Symposium: Innovation in Tradition

Architect and Theoretician, Bregenz

Als „architektonische Innovationen“ werden in der traditionellen Architekturtheorie vor allem bauästhetische und technologische Phänomene in ihrer Auswirkung auf die dinglich-materielle Architekturproduktion untersucht. Angesichts industrieller Bauverfahren und neuer Baustoffe, vor allem jedoch sozialer Herausforderungen im Massenwohnbau, sahen sich die Theoretiker der modernen Bewegung seit Ende des neunzehnten Jahrhunderts darüber hinaus zu einer kontinuierlichen Modernisierung ihres Architekturbegriffs veranlasst.

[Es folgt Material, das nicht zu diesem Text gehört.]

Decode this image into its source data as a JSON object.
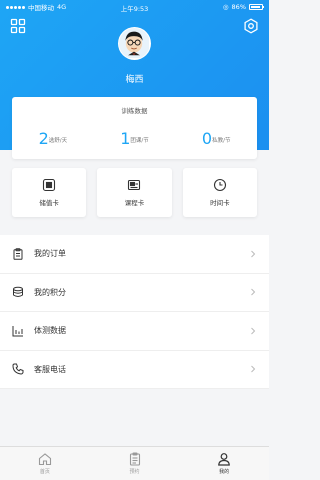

Dieser Vorgang einer fortgesetzten „Architekturproduktion“ auf der Ebene des Bedeutungsumfangs reicht bis in die Gegenwart und ist von sozialpolitischen und sozioökonomischen Interessen zugunsten solcher Innovationen geleitet, die mittels Architektur auf gesellschaftlichem oder ökonomischem Gebiet intendiert werden.

Der Beitrag nimmt als Manifestationen dieser Intentionalitat die zeitgenössische Architekturgeschichtsschreibung über Vorarlberg, die Novellierungen der Vorarlberger Landesbauordnung seit 1948 sowie den Wandel in der institutionellen Verfasstheit des Architektenstandes in den Blick.

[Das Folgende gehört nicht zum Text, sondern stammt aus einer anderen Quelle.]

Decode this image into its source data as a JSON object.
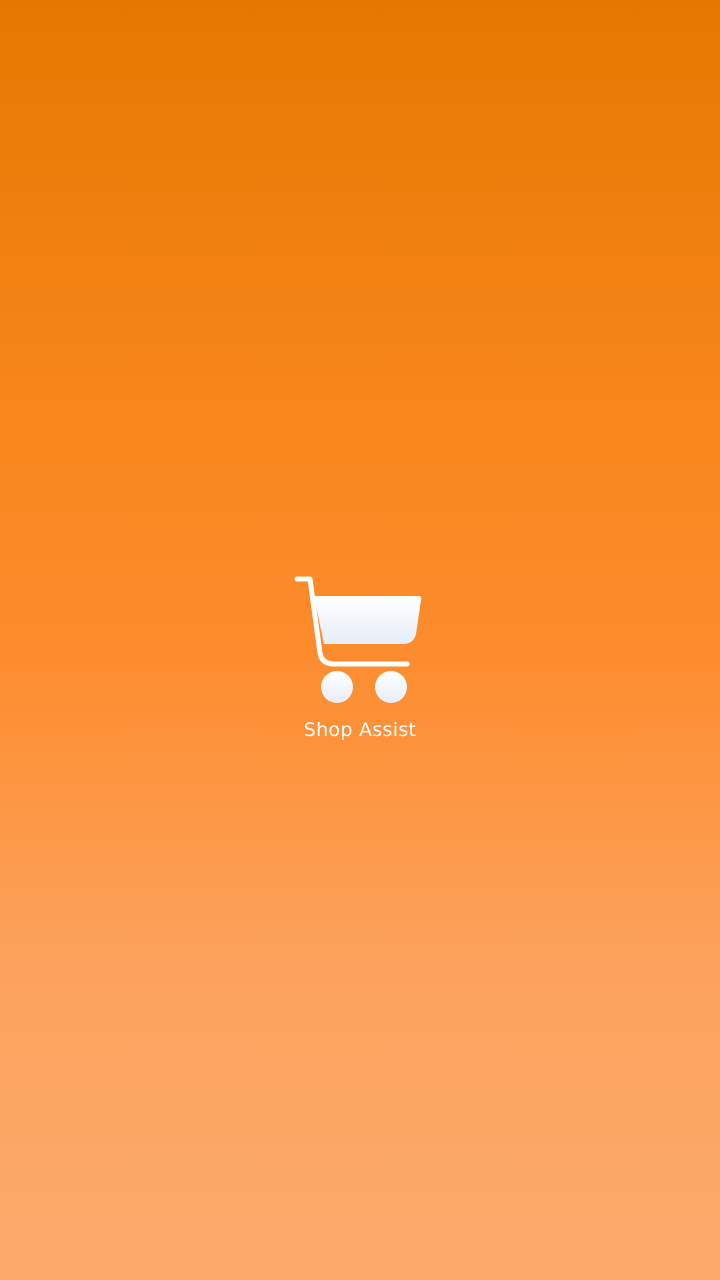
{
  "splash": {
    "app_name": "Shop Assist",
    "logo_icon": "shopping-cart-icon"
  },
  "colors": {
    "background_top": "#E67800",
    "background_middle": "#FD8B2C",
    "background_bottom": "#FBAA6C",
    "logo": "#FFFFFF",
    "text": "#FFFFFF"
  }
}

Im Mittelpunkt des Beitrages steht Achleitners „Österreichische Architektur im 20. Jahrhundert“. Bemerkenswert erscheint insbesondere die Doppelrolle Achleitners als Architekturhistoriker und aktiver Förderer der zeitgenössischen Architektenszene. Seine Qualitätsgutachten, die die „üblicherweise strittigen“ Baugenehmigungsverfahren der jungen Architekten Vorarlbergs in den 1980er Jahren positiv beeinflussten und ihren Projekten zur Realisierung verhalfen, sind ebenso fester Bestandteil der „oral history“ der Szene, wie seine öffentlichen Polemiken gegen das „traditionelle“ Bauen jener Zeit, wie es sich bevorzugt in „rustikalen“ Großprojekten der Tourismusbranche manifestierte. Sein Standpunkt, den der Bedeutungsumfang seiner Begriffe „Vorarlberger Bauschule“ und „Vorarlberger Baukünstler“ signalisiert, prägte einen affirmativ aufgeladenen Begriff von „Architektur“ mit dem Ziel, latenten gesellschaftlichen Reformkräften zur Wirksamkeit zu verhelfen.

Der Beitrag beruht auf der 2013 bei Böhlau erschienenen Studie „Architektur als soziale Praxis – Akteure zeitgenössischer Baukulturen: Das Beispiel Vorarlberg“.